Daljit's latest book is his own version of the Ramayana, a story whose origins date back thousands of years. The Ramayana tells the story of Rama's quest to rescue his wife Sita from her abduction by Raavana, the Lord of the Underworld. Daljit's version of the Ramayana draws upon all the English translations that Daljit could find. It a contemporary tale, multi-faith and multicultural.
David Oliviere is Director of Education and Training at St Christopher's Hospice, London and a social worker by training. He was born in India but has spent most of his life in the UK.
David has contributed a number of chapters, articles and books on palliative care, including with Pam Firth and Gill Luff, “Loss, Change and Bereavement in Palliative Care” and jointly edited with Barbara Monroe, “Patient Participation in Palliative Care: a voice for the voiceless”; “Death, Dying and Social Differences”; and “Resilience and Palliative Care. Achievement in adversity”, Oxford University Press. “Narrative and Stories in Health Care. Illness, death and bereavement” with Yasmin Gunaratnam. A second edition of “Death, Dying and Social Differences” is his latest edited book (OUP) with Barbara Monroe and Sheila Payne.
Blake Morrison was born in Skipton, Yorkshire, and educated at Nottingham University, McMaster University and University College, London.
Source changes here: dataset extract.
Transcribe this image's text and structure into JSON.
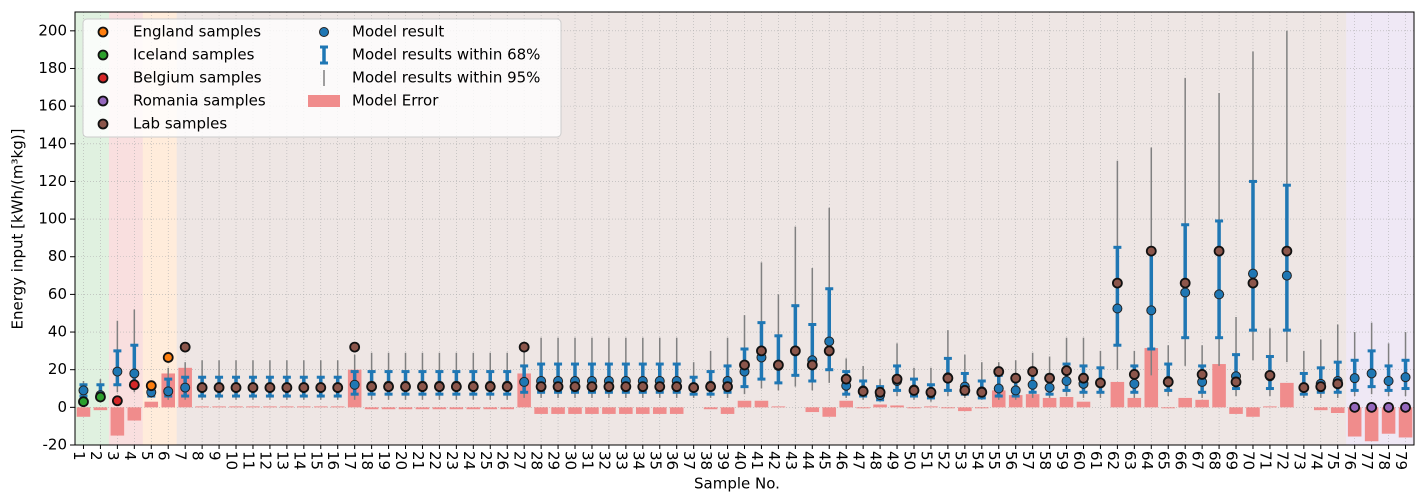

After working for the Times Literary Supplement, he went on to become literary editor of both The Observer and the Independent on Sunday before becoming a full-time writer in 1995. Blake is a Fellow of the Royal Society of Literature, and former Chair of the Poetry Book Society and Vice-Chair of PEN, Blake has written fiction, poetry, journalism, literary criticism and libretti, as well as adapting plays for the stage. His best-known works are probably his two memoirs, "And When Did You Last See Your Father?" and "Things My Mother Never Told Me." Since 2003, Blake has been Professor of Creative and Life Writing at Goldsmiths College. He lives in south London, with his wife and three children.
Libby is a palliative medicine doctor by training with a strong interest in community based approaches to end of life care, particularly those involving volunteers. Convinced a palliative care career was for her, she spent time working with an innovative community based palliative care service in Kerala, India. Whilst working there for the year in 2006-7, she became the Honorary Research Fellow at the Institute of Palliative Medicine in Kerala, India. This instilled a vision of alternative models of palliative care delivery and a belief in the fundamental importance and relevance of volunteers to palliative care. Libby has written several articles and co-edited the book ‘International perspectives on public health and palliative care’. She is currently taking time out of her medical training to complete a PhD on community engagement in end of life care. Libby is the full time research fellow at St Joseph’s Hospice, London and is registered at the University of Edinburgh. She is also a new mum!
Rachel has been a nurse and a teacher. She is interested in the psychosocial – spiritual aspects of care. Rachel also teaches communication skills. Rachel’s PhD findings were published in 2004 by the Oxford University Press, ‘Recognising Spiritual Needs in People Who are Dying’ and awarded the 2005 Open Book Award by the Association of Medical Journalists. Rachel also contributed a beautifully written chapter on narrative and spirituality to the book that David Oliviere and I edited, 'Narrative Stories and Healthcare'.